International Rivers – Dams, Rivers and Rights is the perfect tool for anyone threatened by dam construction. It tells the stories of people affected by dams and outlines success stories of people who fight for their rights and their rivers. The guide shares lessons and ideas from the growing international movement against destructive dams. It tells stories of people all over the world who say no to dams and who demand “Don’t DAMage our lives.”
Witness – Visit the WITNESS Library to download free resources for video activists, trainers and their allies. Includes video and PDF downloads of core WITNESS training materials and how-to guides, on topics such as: video production, video advocacy, storytelling for change, video distribution, safety and security, digital security, filming protests and forced evictions.
Visit also Witness’website in Arabic, French, Portuguese and Spanish for translated materials.
International Rivers – The guide “Making Maps that Make a Difference: A Citizens Guide to Making and Using Maps for Advocacy Work” introduces the power and process of mapping for communities facing destructive development project, including the benefits of mapping, ideas for types of information a community might usefully map, step-by-step instructions for creating basic maps, important sources of data, low and high-tech methods for collecting data, and tips and checklists for strategically incorporating maps in a campaign.
Forest Peoples Programme has developed a series of toolkits for Indigenous Peoples and local communities in different countries, that provide useful information on FPIC and the international, regional and national mechanisms they can use in order to claim their rights and protect their lands, territories and natural resources.

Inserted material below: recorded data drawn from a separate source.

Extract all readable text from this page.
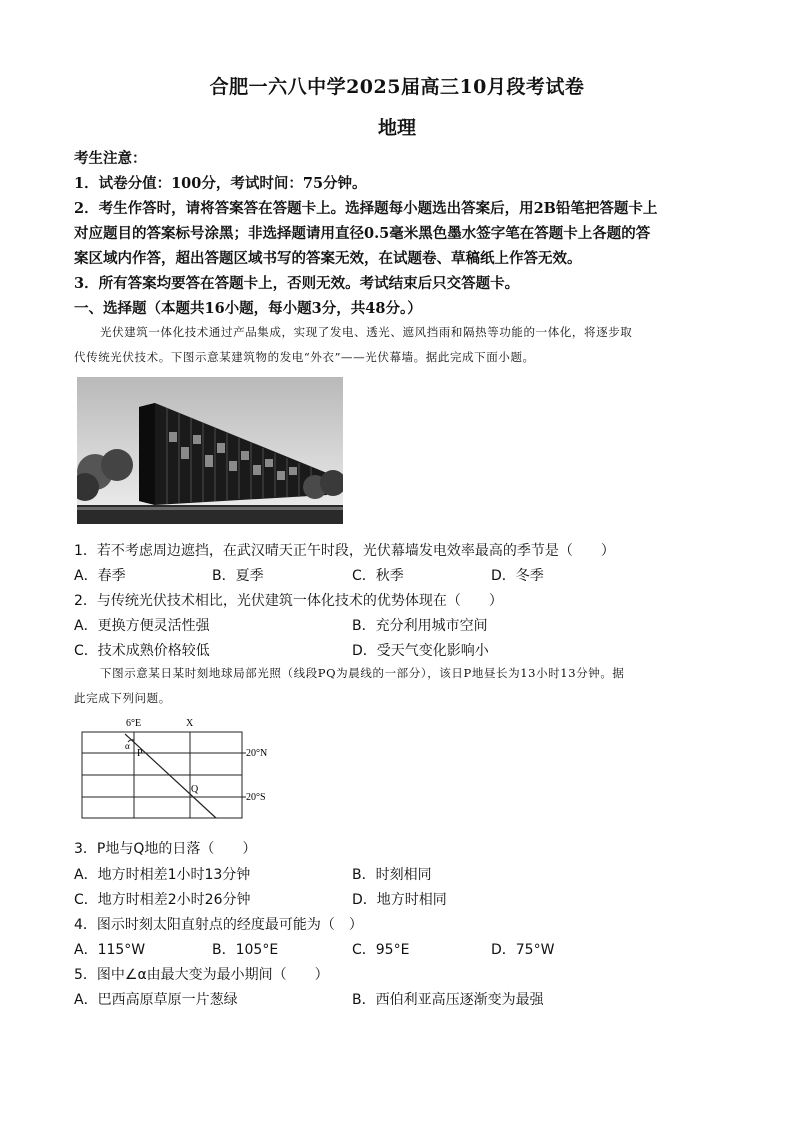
合肥一六八中学2025届高三10月段考试卷
地理
考生注意：
1．试卷分值：100分，考试时间：75分钟。
2．考生作答时，请将答案答在答题卡上。选择题每小题选出答案后，用2B铅笔把答题卡上
对应题目的答案标号涂黑；非选择题请用直径0.5毫米黑色墨水签字笔在答题卡上各题的答
案区域内作答，超出答题区域书写的答案无效，在试题卷、草稿纸上作答无效。
3．所有答案均要答在答题卡上，否则无效。考试结束后只交答题卡。
一、选择题（本题共16小题，每小题3分，共48分。）
光伏建筑一体化技术通过产品集成，实现了发电、透光、遮风挡雨和隔热等功能的一体化，将逐步取
代传统光伏技术。下图示意某建筑物的发电“外衣”——光伏幕墙。据此完成下面小题。
1．若不考虑周边遮挡，在武汉晴天正午时段，光伏幕墙发电效率最高的季节是（　　）
A．春季	B．夏季	C．秋季	D．冬季
2．与传统光伏技术相比，光伏建筑一体化技术的优势体现在（　　）
A．更换方便灵活性强	B．充分利用城市空间
C．技术成熟价格较低	D．受天气变化影响小
下图示意某日某时刻地球局部光照（线段PQ为晨线的一部分），该日P地昼长为13小时13分钟。据
此完成下列问题。
6°E	X
α
P
Q
20°N
20°S
3．P地与Q地的日落（　　）
A．地方时相差1小时13分钟	B．时刻相同
C．地方时相差2小时26分钟	D．地方时相同
4．图示时刻太阳直射点的经度最可能为（　）
A．115°W	B．105°E	C．95°E	D．75°W
5．图中∠α由最大变为最小期间（　　）
A．巴西高原草原一片葱绿	B．西伯利亚高压逐渐变为最强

Global Response – This guide describes aspects of the mining process, the dangers you and your community face when mining companies seek to operate in your community, and the many ways you can fight back.
Training for Change – In this page, you can find tools on: 3rd party non-violent intervention; de-escalation and peacekeeping; direct action; diversity and anti-oppression; meeting facilitation; online training tools; organizing and strategy; team building.